OpenAI Unofficial Self-Organizing Unconference Review
I had the distinct honor of working with a number of talented individuals at the unofficial unconference.
We were ambitious, maybe too much so, but I comfort myself by saying that incremental progress is progress nonetheless, and that it’s a worthwhile endeavor to report both our successes and our failures. The following is an account of what we tried and our reason for trying.
We began with the problem phrased as follows: “Given a high-level input description of a program, produce source code which meets the requirements.” We didn’t expect to solve this problem in a day, but figured that generating a dataset would be both feasible in the time frame and worthwhile. Collectively, we decided to produce tuples of problem descriptions, programs, and example outputs. The next question was one of output language: we wanted to generate examples in a language which was simple enough for a machine to learn and also usable by a human creating the programming problems. Python was the favorite language among the group, but had its limitations — it was a big language with lots of minutia. Learning to generate Python would require apprehending list-comprehension and more subtlety syntactically than we felt was strictly necessary. Instead, we opted for a high-level Turing-complete computational graph representation of a language (basically, an AST). The graph could be “compiled” to a description or “compiled” to Python and then run, giving all the required outputs of the problem.
The next issue was generating programming problems of sufficient variety to be useful. Too few examples would basically guarantee overfitting, so the manual construction of programming examples was out. Too repetitive would mean the program would ignore the details of the English language and would pick up on the structure of the sentences. That seemed okay at the time — we figured we could remove details without too much effort to make problems more ‘programming-challenge-esque’. It became apparent quickly that selecting which details to omit to frame the problem was almost as big a challenge as the original.
Our graph approach was producing, “Given variables a, b, c, return a*c – b if c > a else c*b;” Not a particularly interesting problem, since it basically involves a direct translation from the description to machine code, and we wanted to avoid building, “a compiler, but with ML.”
The remainder of the day was spent first trying to construct more elaborate program descriptions and more subtle, interesting problems.

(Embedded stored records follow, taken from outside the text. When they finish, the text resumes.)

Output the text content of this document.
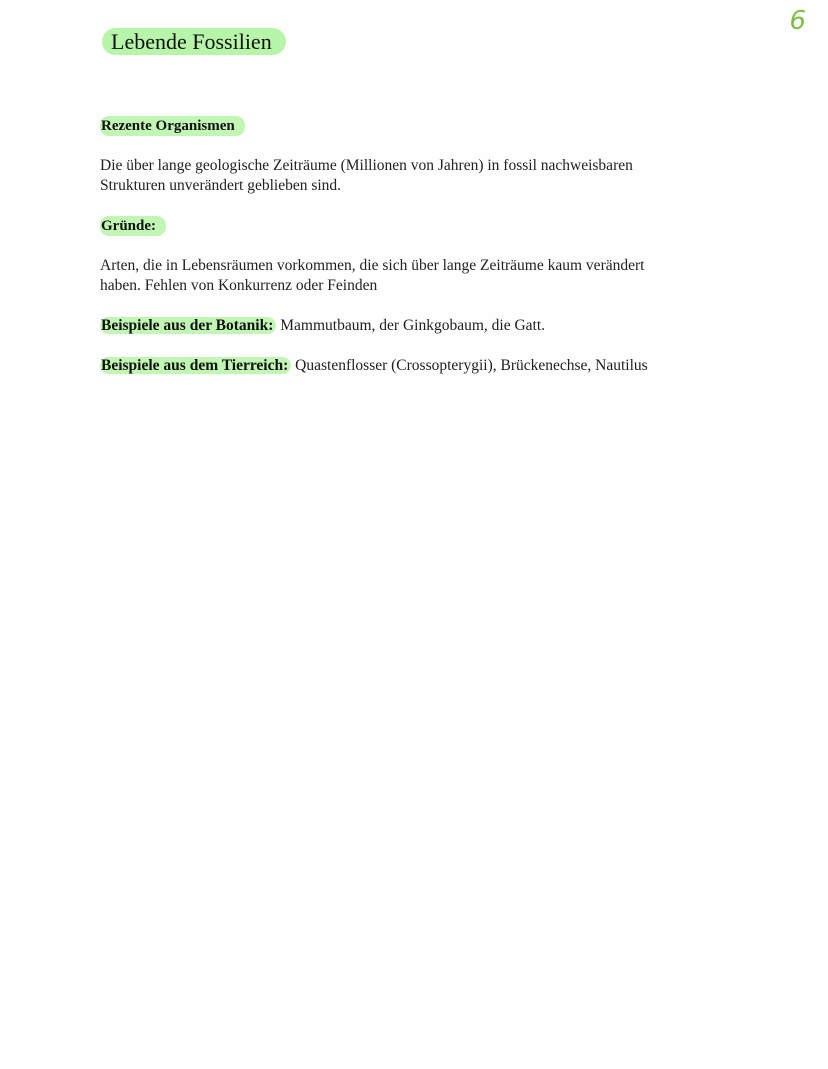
6
Lebende Fossilien
Rezente Organismen
Die über lange geologische Zeiträume (Millionen von Jahren) in fossil nachweisbaren
Strukturen unverändert geblieben sind.
Gründe:
Arten, die in Lebensräumen vorkommen, die sich über lange Zeiträume kaum verändert
haben. Fehlen von Konkurrenz oder Feinden
Beispiele aus der Botanik: Mammutbaum, der Ginkgobaum, die Gatt.
Beispiele aus dem Tierreich: Quastenflosser (Crossopterygii), Brückenechse, Nautilus
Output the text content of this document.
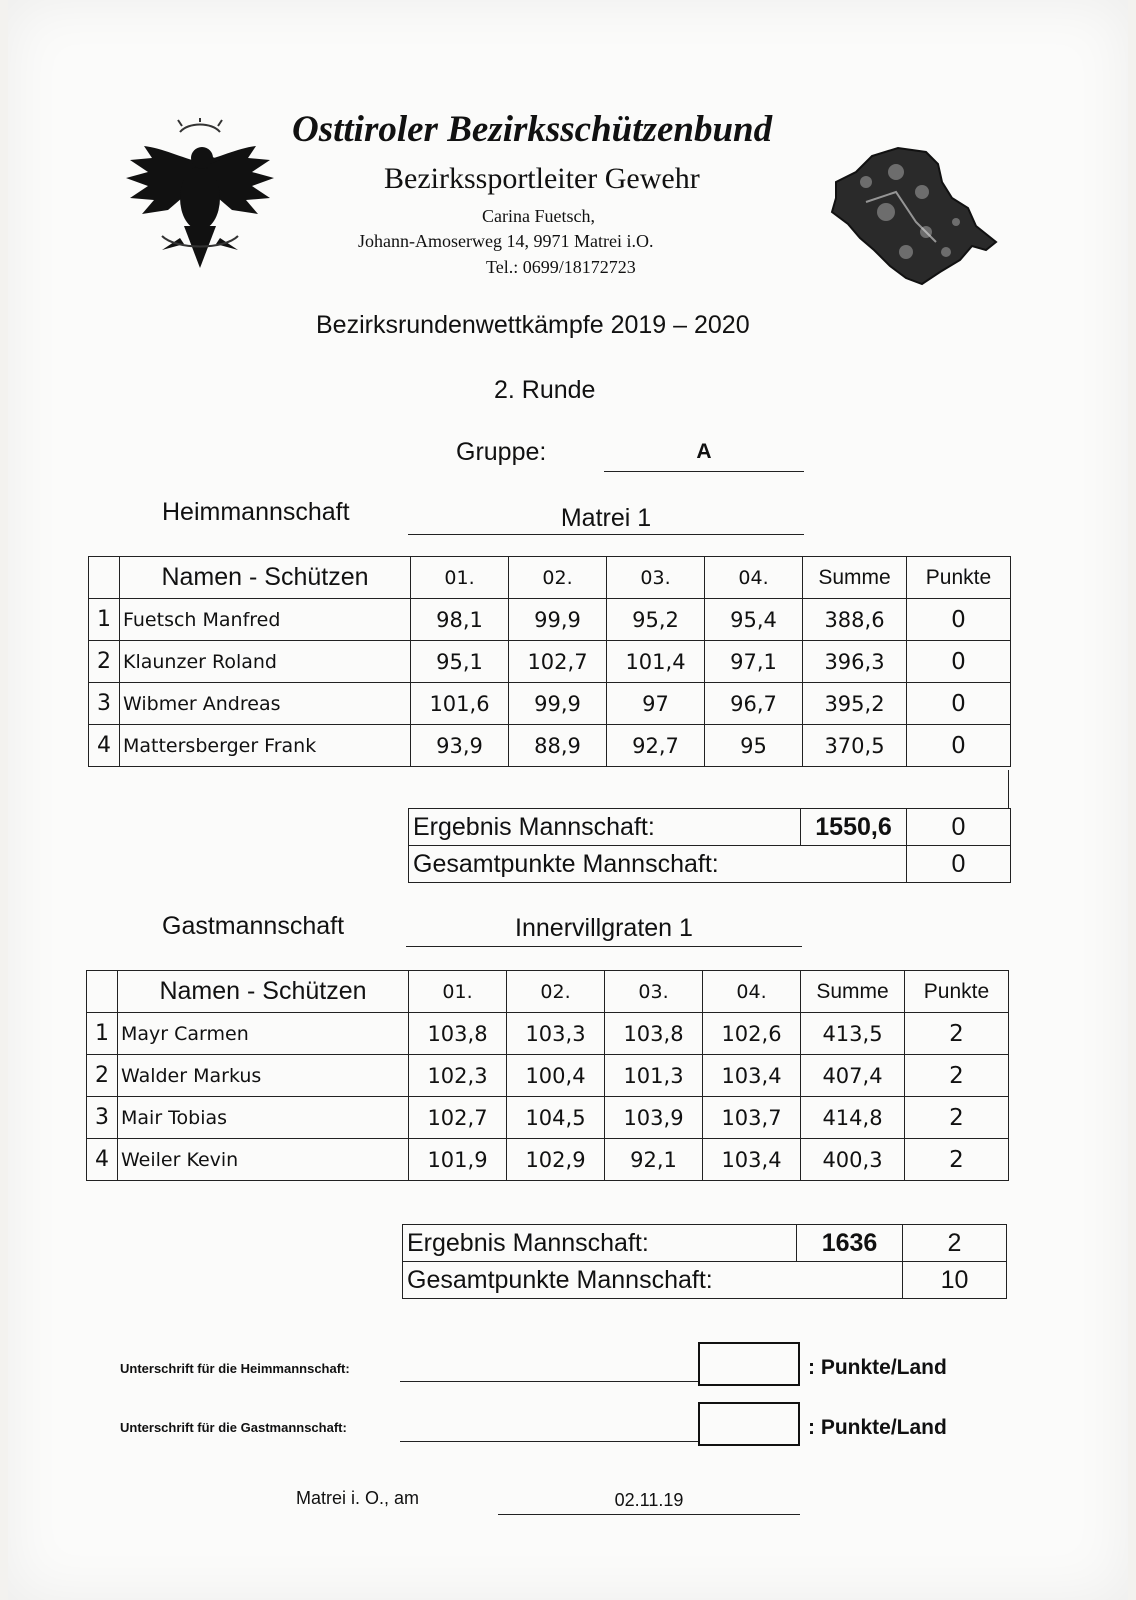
Osttiroler Bezirksschützenbund
Bezirkssportleiter Gewehr
Carina Fuetsch,
Johann-Amoserweg 14, 9971 Matrei i.O.
Tel.: 0699/18172723
Bezirksrundenwettkämpfe 2019 – 2020
2. Runde
Gruppe:	A
Heimmannschaft	Matrei 1
	Namen - Schützen	01.	02.	03.	04.	Summe	Punkte
1	Fuetsch Manfred	98,1	99,9	95,2	95,4	388,6	0
2	Klaunzer Roland	95,1	102,7	101,4	97,1	396,3	0
3	Wibmer Andreas	101,6	99,9	97	96,7	395,2	0
4	Mattersberger Frank	93,9	88,9	92,7	95	370,5	0
Ergebnis Mannschaft:	1550,6	0
Gesamtpunkte Mannschaft:		0
Gastmannschaft	Innervillgraten 1
	Namen - Schützen	01.	02.	03.	04.	Summe	Punkte
1	Mayr Carmen	103,8	103,3	103,8	102,6	413,5	2
2	Walder Markus	102,3	100,4	101,3	103,4	407,4	2
3	Mair Tobias	102,7	104,5	103,9	103,7	414,8	2
4	Weiler Kevin	101,9	102,9	92,1	103,4	400,3	2
Ergebnis Mannschaft:	1636	2
Gesamtpunkte Mannschaft:		10
Unterschrift für die Heimmannschaft:	: Punkte/Land
Unterschrift für die Gastmannschaft:	: Punkte/Land
Matrei i. O., am	02.11.19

The latter was spent in an entirely alternative mode where we decided to try and use an autoencoder to learn the Python AST and an autoencoder to learn the structure of English, then bridge the two using our limited dataset scraped from Project Euler and from OpenAI’s sample dataset.
I’m not yet sure what we’d do differently. It seemed we made the right choices given the available information most of the time — the biggest oversight to me remains misjudging the quality of the English output graph. I have to wonder if that could be improved through clever graph optimization tricks. Perhaps that’s a project for another hackathon.
On a personal note, I was overwhelmingly impressed by the depth of skills expressed by the persons there. As much as I don’t enjoy being the least smart person in a room, that’s a good state for a programming collaboration. I look forward to working with everyone again after I’ve had a chance to study some more. Maybe a lot more.
Thank you to everyone who participated. It has been a pleasure.